И вот как-то весной он выследил меня, поймал и увез в лодке
мили за три вверх по реке, а там переправился на ту сторону в таком месте, где
берег был лесистый и жилья совсем не было, кроме старой бревенчатой хибарки в
самой чаще леса, так что и найти ее было невозможно, если не знать, где она
стоит.
Он меня не отпускал ни на минуту, и удрать не было никакой
возможности. Жили мы в этой старой хибарке, и он всегда запирал на ночь дверь,
а ключ клал себе под голову. У него было ружье – украл, наверно,
где-нибудь, – и мы с ним ходили на охоту, удили рыбу; этим и кормились.
Частенько он запирал меня на замок и уезжал в лавку мили за три, к перевозу,
там менял рыбу и дичь на виски, привозил бутылку домой, напивался, пел песни, а
потом колотил меня. Вдова все-таки разузнала, где я нахожусь, и прислала мне на
выручку человека, но отец прогнал его, пригрозив ружьем. А в скором времени я и
сам привык тут жить, и мне даже нравилось – все, кроме ремня.
Жилось ничего себе – хоть целый день ничего не делай, знай
покуривай да лови рыбу; ни тебе книг, ни ученья. Так прошло месяца два, а то и
больше, и я весь оборвался, ходил грязный и уже не понимал, как это мне
нравилось жить у вдовы в доме, где надо было умываться, и есть с тарелки, и причесываться,
и ложиться и вставать вовремя, и вечно корпеть над книжкой, да еще старая мисс
Уотсон, бывало, тебя пилит все время. Мне уж больше не хотелось туда. Я бросил
было ругаться, потому что вдова этого не любила, а теперь опять начал, раз мой
старик ничего против не имел. Вообще говоря, нам в лесу жилось вовсе не плохо.
Но мало-помалу старик распустился, повадился драться палкой,
и этого я не стерпел. Я был весь в рубцах. И дома ему больше не сиделось:
уедет, бывало, а меня запрет. Один раз он запер меня, а сам уехал и не
возвращался три дня. Такая была скучища! Я так и думал, что он потонул и мне
никогда отсюда не выбраться. Мне стало страшно, и я решил, что как-никак, а
надо будет удрать. Я много раз пробовал выбраться из дома, только все не мог
найти лазейки. Окно было такое, что и собаке не пролезть. По трубе я тоже
подняться не мог: она оказалась чересчур узка. Дверь была сколочена из толстых
и прочных дубовых досок. Отец, когда уезжал, старался никогда не оставлять в
хижине ножа и вообще ничего острого; я, должно быть, раз сорок обыскал все кругом
и, можно сказать, почти все время только этим и занимался, потому что больше
делать все равно было нечего. Однако на этот раз я все-таки нашел кое-что:
старую ржавую пилу без ручки, засунутую между стропилами и кровельной дранкой.

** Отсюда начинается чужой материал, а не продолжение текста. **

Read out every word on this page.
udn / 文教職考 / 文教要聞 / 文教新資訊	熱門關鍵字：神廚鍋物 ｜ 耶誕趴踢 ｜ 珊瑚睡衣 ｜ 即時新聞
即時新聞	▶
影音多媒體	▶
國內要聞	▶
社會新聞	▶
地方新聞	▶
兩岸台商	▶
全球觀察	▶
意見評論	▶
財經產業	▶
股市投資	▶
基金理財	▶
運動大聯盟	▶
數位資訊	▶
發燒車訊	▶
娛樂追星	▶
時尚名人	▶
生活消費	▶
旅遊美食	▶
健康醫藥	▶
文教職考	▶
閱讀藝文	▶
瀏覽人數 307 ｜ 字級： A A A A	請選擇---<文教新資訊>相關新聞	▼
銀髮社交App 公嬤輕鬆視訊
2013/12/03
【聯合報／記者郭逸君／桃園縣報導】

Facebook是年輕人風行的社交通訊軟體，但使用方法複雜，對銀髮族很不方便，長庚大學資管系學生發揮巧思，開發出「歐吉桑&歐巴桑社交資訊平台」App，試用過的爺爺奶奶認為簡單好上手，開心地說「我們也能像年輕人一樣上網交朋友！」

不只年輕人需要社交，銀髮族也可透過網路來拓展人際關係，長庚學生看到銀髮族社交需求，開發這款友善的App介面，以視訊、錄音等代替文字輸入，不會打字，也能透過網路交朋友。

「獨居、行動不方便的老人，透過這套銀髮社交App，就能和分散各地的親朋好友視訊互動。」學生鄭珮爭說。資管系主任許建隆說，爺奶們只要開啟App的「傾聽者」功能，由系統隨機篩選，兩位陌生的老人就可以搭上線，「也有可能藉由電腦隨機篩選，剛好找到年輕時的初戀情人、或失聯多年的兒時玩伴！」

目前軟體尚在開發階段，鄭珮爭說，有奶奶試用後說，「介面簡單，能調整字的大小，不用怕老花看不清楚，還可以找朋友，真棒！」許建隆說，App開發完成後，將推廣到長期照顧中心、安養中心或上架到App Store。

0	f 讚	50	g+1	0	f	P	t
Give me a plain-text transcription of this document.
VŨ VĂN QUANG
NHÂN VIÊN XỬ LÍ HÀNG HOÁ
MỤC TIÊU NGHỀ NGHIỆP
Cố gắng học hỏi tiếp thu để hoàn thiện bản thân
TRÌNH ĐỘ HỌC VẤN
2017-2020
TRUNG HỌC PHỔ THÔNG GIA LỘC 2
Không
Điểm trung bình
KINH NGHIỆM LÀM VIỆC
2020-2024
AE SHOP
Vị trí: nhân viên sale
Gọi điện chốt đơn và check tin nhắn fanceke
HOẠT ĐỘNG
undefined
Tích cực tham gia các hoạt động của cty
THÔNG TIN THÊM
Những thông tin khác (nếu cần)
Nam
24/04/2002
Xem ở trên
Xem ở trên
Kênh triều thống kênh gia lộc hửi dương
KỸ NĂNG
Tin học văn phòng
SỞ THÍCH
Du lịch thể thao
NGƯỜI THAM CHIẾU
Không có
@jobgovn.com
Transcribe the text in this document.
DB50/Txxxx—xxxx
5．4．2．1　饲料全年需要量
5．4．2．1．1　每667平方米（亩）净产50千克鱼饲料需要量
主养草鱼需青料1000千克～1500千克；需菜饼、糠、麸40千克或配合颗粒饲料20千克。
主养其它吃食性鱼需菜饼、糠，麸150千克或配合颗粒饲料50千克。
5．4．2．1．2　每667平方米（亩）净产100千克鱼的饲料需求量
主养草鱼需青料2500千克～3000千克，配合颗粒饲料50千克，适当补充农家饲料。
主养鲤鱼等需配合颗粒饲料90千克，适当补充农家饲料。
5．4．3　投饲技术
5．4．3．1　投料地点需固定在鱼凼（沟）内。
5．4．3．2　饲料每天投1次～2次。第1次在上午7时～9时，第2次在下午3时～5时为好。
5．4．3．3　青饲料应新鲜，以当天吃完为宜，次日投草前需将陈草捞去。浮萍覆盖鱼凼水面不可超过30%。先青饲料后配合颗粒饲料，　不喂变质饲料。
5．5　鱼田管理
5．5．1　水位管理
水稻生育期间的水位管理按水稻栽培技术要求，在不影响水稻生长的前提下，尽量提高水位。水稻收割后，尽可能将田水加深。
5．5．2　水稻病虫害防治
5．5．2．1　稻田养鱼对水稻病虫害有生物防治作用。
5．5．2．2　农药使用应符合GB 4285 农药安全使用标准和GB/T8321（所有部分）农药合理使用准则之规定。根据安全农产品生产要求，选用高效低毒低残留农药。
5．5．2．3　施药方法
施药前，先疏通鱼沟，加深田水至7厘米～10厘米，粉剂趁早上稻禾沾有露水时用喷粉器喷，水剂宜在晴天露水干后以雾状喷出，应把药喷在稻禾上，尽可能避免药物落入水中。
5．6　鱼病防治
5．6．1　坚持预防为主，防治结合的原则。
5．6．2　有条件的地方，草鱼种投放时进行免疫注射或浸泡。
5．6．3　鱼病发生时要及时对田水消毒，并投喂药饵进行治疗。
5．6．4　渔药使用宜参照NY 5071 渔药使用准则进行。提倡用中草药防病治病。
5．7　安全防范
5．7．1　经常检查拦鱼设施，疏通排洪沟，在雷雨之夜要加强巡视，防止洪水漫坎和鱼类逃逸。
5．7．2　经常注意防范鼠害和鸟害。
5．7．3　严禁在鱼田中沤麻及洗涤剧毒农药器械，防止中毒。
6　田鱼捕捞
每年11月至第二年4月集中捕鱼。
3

Я ее смазал и принялся за работу. В дальнем углу хибарки, за столом, была
прибита к стене гвоздями старая попона, чтобы ветер не дул в щели и не гасил
свечку. Я залез под стол, приподнял попону и начал отпиливать кусок толстого
нижнего бревна – такой, чтобы мне можно было пролезть. Времени это отняло порядочно,
но дело уже шло к концу, когда я услышал в лесу отцово ружье. Я поскорей
уничтожил все следы моей работы, опустил попону и спрятал пилу, а скоро и отец
явился.
Он был сильно не в духе – то есть такой, как всегда.
Рассказал, что был в городе и что все там идет черт знает как. Адвокат сказал,
что выиграет процесс и получит деньги, если им удастся довести дело до суда, но
есть много способов оттянуть разбирательство, и судья Тэтчер сумеет это
устроить. А еще ходят слухи, будто бы затевается новый процесс, для того чтобы
отобрать меня у отца и отдать под опеку вдове, и на этот раз надеются его
выиграть. Я очень расстроился, потому что мне не хотелось больше жить у вдовы,
чтобы меня опять притесняли да воспитывали, как это у них там называется. Тут
старик пошел ругаться, и ругал всех и каждого, кто только на язык попадется, а
потом еще раз выругал всех подряд для верности, чтоб уж никого не пропустить, а
после этого ругнул всех вообще для округления, даже и тех, кого не знал по
имени, обозвал как нельзя хуже и пошел себе чертыхаться дальше.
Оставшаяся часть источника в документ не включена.